Links between rural poverty and the environment in developing countries: asset categories and investment poverty

Reardon, T.; Vosti, S.A.

World Development Oxford 23(9): 1495-1506

1995


DOI: 10.1016/0305-750x(95)00061-g
Document Number: 199157
The paper presents a framework for analysing the links between poverty and the environment in rural areas of developing countries. The discussion is limited to rural areas, and focuses on resource degradation because it is the major environmental problem in most poor countries. It introduces the concept of 'investment poverty' and relates it to other measures of poverty in analysis of these links. The notion of poverty is examined in the context of categories of assets and categories of environmental change, with particular focus on farm household income generation and investment strategies as determinants of the links. The strength and direction of the poverty-environment links are shown to differ (even invert) depending on the composition of the assets held by the rural poor and the types of environmental problems they face.
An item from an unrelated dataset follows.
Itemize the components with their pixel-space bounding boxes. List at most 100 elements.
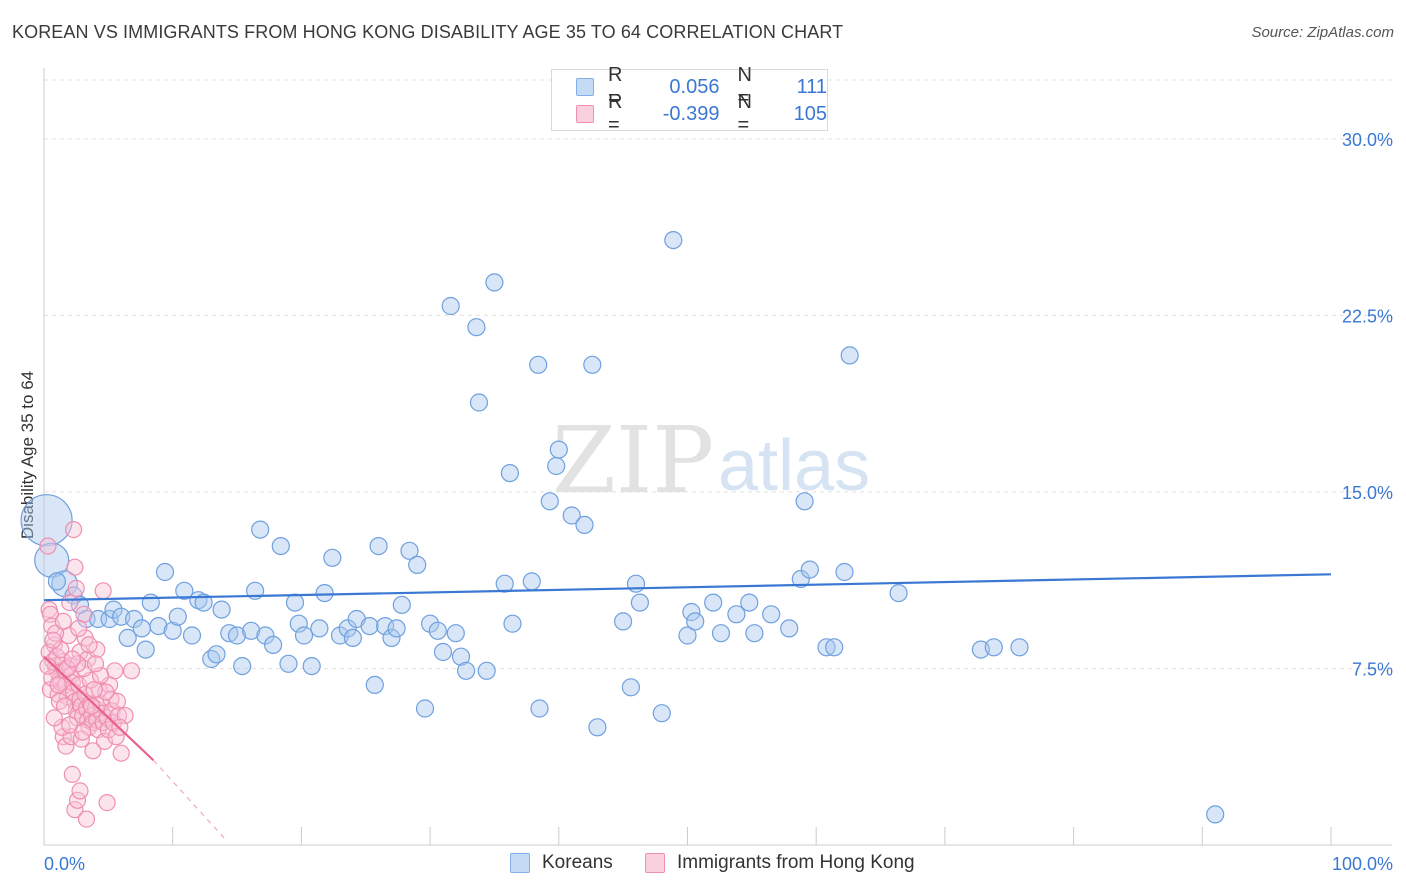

It is concluded that the level of poverty conditions the poverty-environment links; the type of poverty affects those links; the distribution of poverty across households within a community affects the links; the type of environmental problem conditions the links; and the income, investment, and land use strategies of the rural household and community determine the links. Policy strategies need to focus on conditioning variables that affect market development, community wealth, infrastructure, household asset distribution, and the affordability and appropriateness of natural resource conservation technologies.